Not really sure we can change global TextIterator behavior that much (Darin? Ryosuke? smfr is not on board anymore)
Comment 8 Tim Horton 2019-06-14 13:29:51 PDT
The other option is to add a TextIteratorOption that find uses, but it seems weiiiird for plainText() and find to include different text.
Comment 9 Darin Adler 2019-06-14 15:27:46 PDT
(In reply to Tim Horton from comment #7)
> Hilariously, the overlay test failures are legit, because that test puts its
> log content in a "position: absolute; height: 1px; width: 1px; overflow:
> hidden;" div (for some reason), and now TextIterator decides not to dump
> that text when dumpAsText-ing the layout test.
> 
> Not really sure we can change global TextIterator behavior that much (Darin?
> Ryosuke? smfr is not on board anymore)

I think this kind of change is OK. I can’t think of any concrete use of TextIterator where iterating this invisible text is a plus. We should change those tests to not depend on this.
Comment 10 Darin Adler 2019-06-14 15:31:47 PDT
(In reply to Tim Horton from comment #8)
> The other option is to add a TextIteratorOption that find uses, but it seems
> weiiiird for plainText() and find to include different text.

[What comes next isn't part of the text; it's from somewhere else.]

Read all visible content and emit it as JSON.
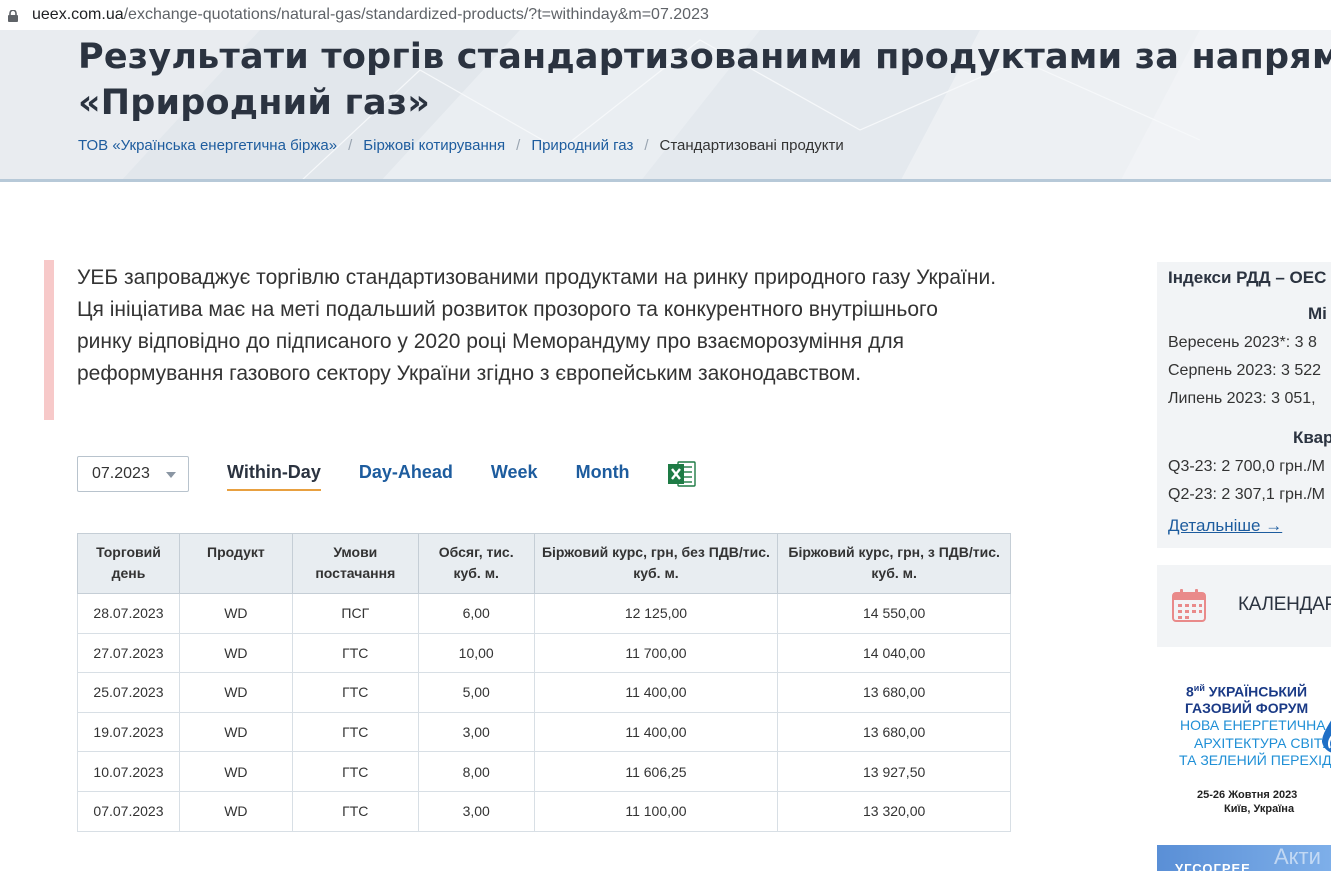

We need to go through the different TextIterator use types. There are probably still fewer than 10. I doubt we can find any where it’s a benefit to include this kind of invisible text.

The use of TextIterator in dumpAsText is probably the least "legit" use of it. It's basically designed for use in Copy and Find, and then we found many uses for that in text editing as well.

If there’s someone arguing that such invisible text *should* continue to be made visible when you copy and paste, I suggest that’s what we should discuss, not the abstract "what should a text iterator do".
Comment 11 Ryosuke Niwa 2019-06-14 16:15:01 PDT
TextIterator is also used to implement innerText for now, and that API's behavior shouldn't change.
Comment 12 Tim Horton 2019-06-14 16:20:53 PDT
(In reply to Ryosuke Niwa from comment #11)
> TextIterator is also used to implement innerText for now, and that API's
> behavior shouldn't change.

Hmm, I assumed that set TextIteratorIgnoresStyleVisibility but it does not.
Comment 13 Antti Koivisto 2019-06-14 23:08:21 PDT
Time for another flag!
Comment 14 Darin Adler 2019-06-15 13:02:32 PDT
Seems risky that innerText is possibly important for website compatibility but it’s not precisely specified.
Comment 15 Darin Adler 2019-06-15 18:18:12 PDT
OK, so if innerText does not set TextIteratorIgnoresStyleVisibility:

1) I think it should.
2) I think then that changing to treat 1x1 text as invisible is a good idea anyway.
3) But why would any of these need to be web-visible.

I do not want to hold off on fixing this bug forever just because of innerText!